5. Related-Party Transactions

       For the years ended December 31, 2001, 2002, and 2003, the Company incurred expenses of $125,298, $85,332, and $20,330, respectively, and for the three-month periods ended March 31, 2003 and 2004 the Company incurred expenses of $4,175, and $2,833, respectively, to affiliates of one of its significant investors for reimbursement of various consulting services performed on behalf of the Company and for reimbursement of out-of-pocket expenses.

       For the years ended December 31, 2001, 2002, and 2003, the Company made payments of $48,000, $70,000, and $25,000, respectively, and for the three month periods ended March 31, 2003 and 2004 the Company incurred expenses of $10,000 and $5,000, respectively, to certain members of the Board of Directors as compensation for consulting services to the Company unrelated to their services as directors.
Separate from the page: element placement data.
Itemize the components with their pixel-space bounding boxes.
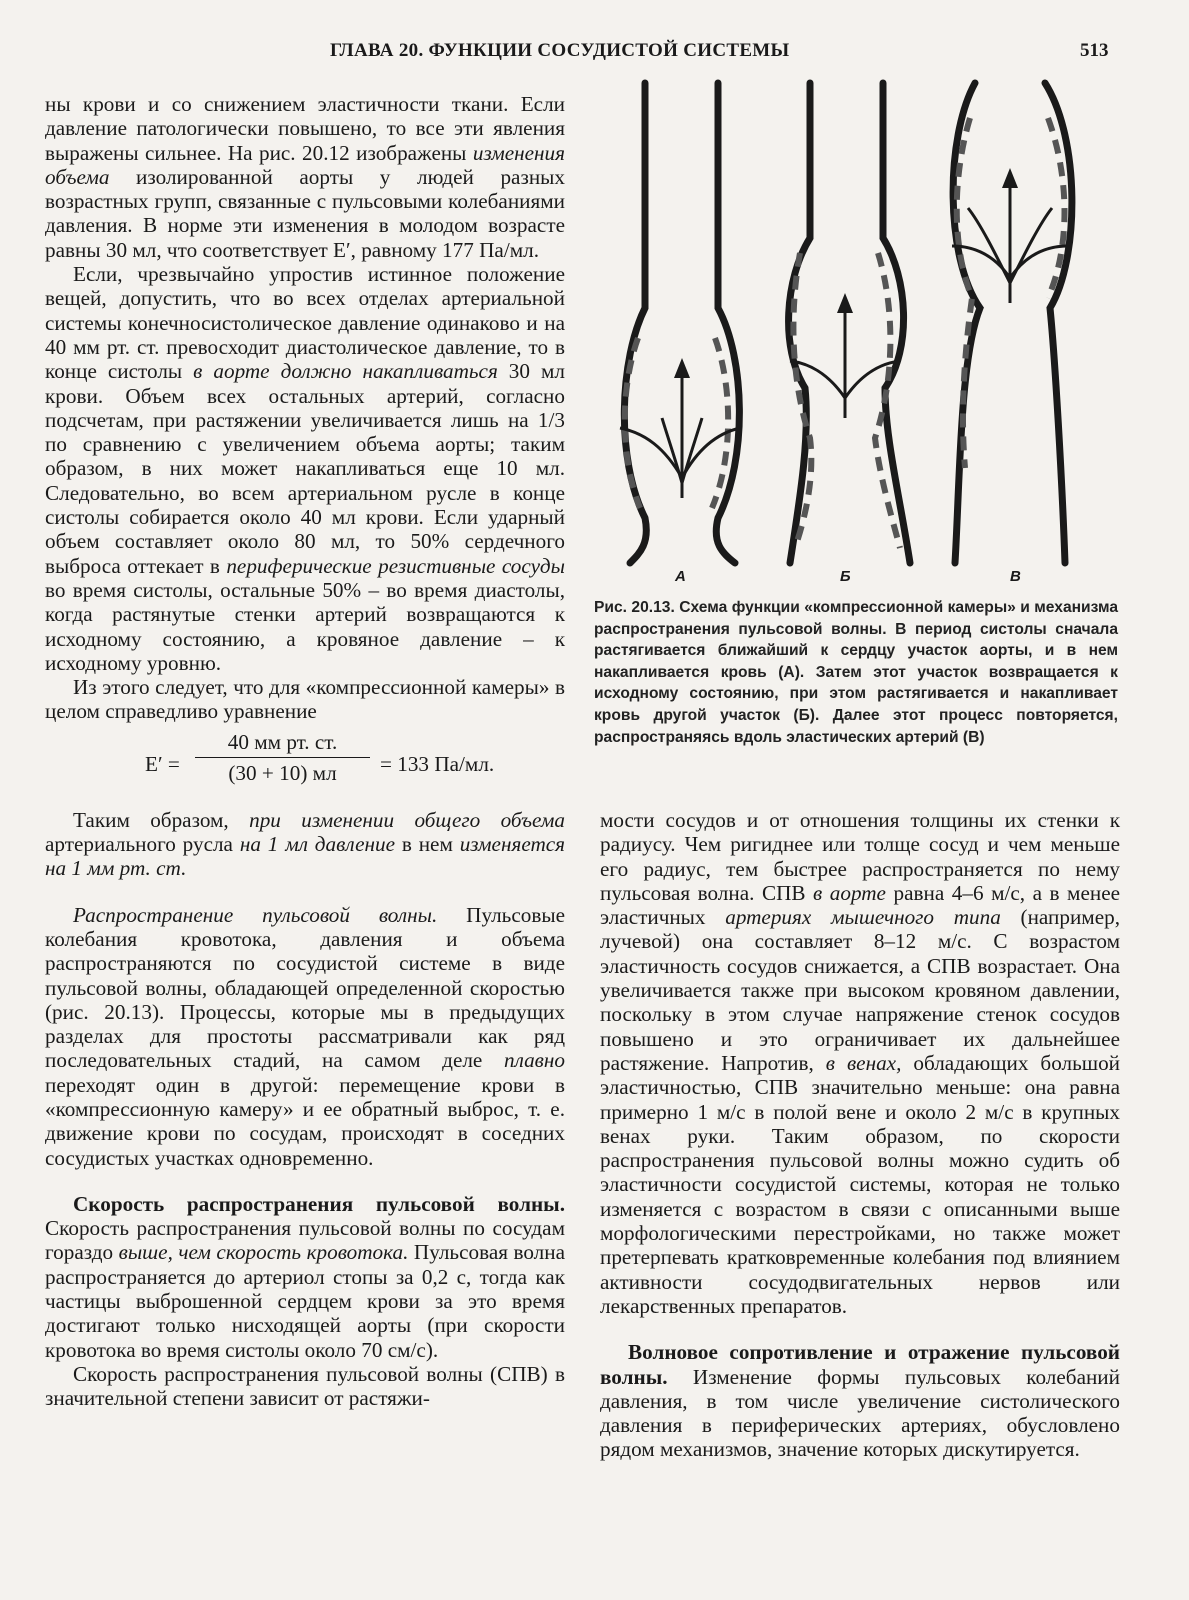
- vessel-c-wall-right: [1045, 83, 1072, 563]
- page-number: 513: [1080, 40, 1109, 61]
- formula-lhs: E′ =: [145, 751, 180, 776]
- section-heading: Волновое сопротивление и отражение пульсовой волны.: [600, 1340, 1120, 1389]
- figure-20-13: [600, 78, 1130, 598]
- vessel-diagram: [600, 78, 1130, 578]
- paragraph: Если, чрезвычайно упростив истинное положение вещей, допустить, что во всех отделах артериальной системы конечносистолическое давление одинаково и на 40 мм рт. ст. превосходит диастолическое давление, то в конце систолы в аорте должно накапливаться 30 мл крови. Объем всех остальных артерий, согласно подсчетам, при растяжении увеличивается лишь на 1/3 по сравнению с увеличением объема аорты; таким образом, в них может накапливаться еще 10 мл. Следовательно, во всем артериальном русле в конце систолы собирается около 40 мл крови. Если ударный объем составляет около 80 мл, то 50% сердечного выброса оттекает в периферические резистивные сосуды во время систолы, остальные 50% – во время диастолы, когда растянутые стенки артерий возвращаются к исходному состоянию, а кровяное давление – к исходному уровню.: [45, 262, 565, 675]
- page-header: [0, 40, 1189, 70]
- running-title: ГЛАВА 20. ФУНКЦИИ СОСУДИСТОЙ СИСТЕМЫ: [330, 40, 790, 61]
- vessel-a-wall-right: [716, 83, 739, 563]
- paragraph: Из этого следует, что для «компрессионной камеры» в целом справедливо уравнение: [45, 675, 565, 724]
- formula-numerator: 40 мм рт. ст.: [195, 730, 370, 758]
- right-column: [600, 808, 1120, 1462]
- paragraph: мости сосудов и от отношения толщины их стенки к радиусу. Чем ригиднее или толще сосуд и чем меньше его радиус, тем быстрее распространяется по нему пульсовая волна. СПВ в аорте равна 4–6 м/с, а в менее эластичных артериях мышечного типа (например, лучевой) она составляет 8–12 м/с. С возрастом эластичность сосудов снижается, а СПВ возрастает. Она увеличивается также при высоком кровяном давлении, поскольку в этом случае напряжение стенок сосудов повышено и это ограничивает их дальнейшее растяжение. Напротив, в венах, обладающих большой эластичностью, СПВ значительно меньше: она равна примерно 1 м/с в полой вене и около 2 м/с в крупных венах руки. Таким образом, по скорости распространения пульсовой волны можно судить об эластичности сосудистой системы, которая не только изменяется с возрастом в связи с описанными выше морфологическими перестройками, но также может претерпевать кратковременные колебания под влиянием активности сосудодвигательных нервов или лекарственных препаратов.: [600, 808, 1121, 1318]
- vessel-a-wall-left: [624, 83, 646, 563]
- section-heading: Скорость распространения пульсовой волны.: [73, 1191, 565, 1216]
- formula-denominator: (30 + 10) мл: [228, 761, 337, 786]
- figure-label-a: А: [675, 568, 686, 585]
- formula-rhs: = 133 Па/мл.: [380, 751, 495, 776]
- caption-lead: Рис. 20.13.: [594, 599, 675, 616]
- caption-text: Схема функции «компрессионной камеры» и механизма распространения пульсовой волны. В период систолы сначала растягивается ближайший к сердцу участок аорты, и в нем накапливается кровь (А). Затем этот участок возвращается к исходному состоянию, при этом растягивается и накапливает кровь другой участок (Б). Далее этот процесс повторяется, распространяясь вдоль эластических артерий (В): [594, 599, 1118, 746]
- paragraph: Волновое сопротивление и отражение пульсовой волны. Изменение формы пульсовых колебаний давления, в том числе увеличение систолического давления в периферических артериях, обусловлено рядом механизмов, значение которых дискутируется.: [600, 1340, 1120, 1462]
- figure-label-c: В: [1010, 568, 1021, 585]
- formula: [45, 730, 565, 800]
- figure-label-b: Б: [840, 568, 851, 585]
- paragraph: Таким образом, при изменении общего объема артериального русла на 1 мл давление в нем изменяется на 1 мм рт. ст.: [45, 807, 566, 881]
- left-column: [45, 92, 565, 1411]
- figure-caption: [594, 597, 1118, 748]
- formula-fraction: [195, 730, 370, 786]
- paragraph: Скорость распространения пульсовой волны (СПВ) в значительной степени зависит от растяжи-: [45, 1361, 565, 1411]
- paragraph: ны крови и со снижением эластичности ткани. Если давление патологически повышено, то все эти явления выражены сильнее. На рис. 20.12 изображены изменения объема изолированной аорты у людей разных возрастных групп, связанные с пульсовыми колебаниями давления. В норме эти изменения в молодом возрасте равны 30 мл, что соответствует E′, равному 177 Па/мл.: [45, 92, 565, 262]
- paragraph: Скорость распространения пульсовой волны. Скорость распространения пульсовой волны по сосудам гораздо выше, чем скорость кровотока. Пульсовая волна распространяется до артериол стопы за 0,2 с, тогда как частицы выброшенной сердцем крови за это время достигают только нисходящей аорты (при скорости кровотока во время систолы около 70 см/с).: [45, 1191, 565, 1362]
- paragraph: Распространение пульсовой волны. Пульсовые колебания кровотока, давления и объема распространяются по сосудистой системе в виде пульсовой волны, обладающей определенной скоростью (рис. 20.13). Процессы, которые мы в предыдущих разделах для простоты рассматривали как ряд последовательных стадий, на самом деле плавно переходят один в другой: перемещение крови в «компрессионную камеру» и ее обратный выброс, т. е. движение крови по сосудам, происходят в соседних сосудистых участках одновременно.: [45, 902, 565, 1170]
       In the normal course of business, the Company has entered into an agreement with Biosense Webster, Inc., a subsidiary of Johnson & Johnson and a strategic investor, under which the Company jointly develops integrated systems and certain disposable interventional devices. Amounts paid to this investor under this agreement totaled $972,190 in 2003, and $2,190 and $869,282 during the three months ended March 31, 2003 and 2004, respectively. In addition, the Company is entitled to receive royalty payments from the strategic investor based on a profit formula pertaining to sales of certain disposable devices. The Company has not received any royalty payments to date under this agreement. In the event that the Company elects to terminate this agreement in certain specified change of control situations, the strategic investor would be entitled to a termination payment of 5% of the total equity value of the Company in the change of control transaction up to a maximum of $10 million.

       In the normal course of business, the Company has made system sales to certain other investors or their affiliated medical institutions. These sales totaled $633,333 in 2003 and $375,000 during the three months ended March 31, 2004. Costs of these sales totaled $400,178 in 2003 and $484,004 during the three months ended March 31, 2004.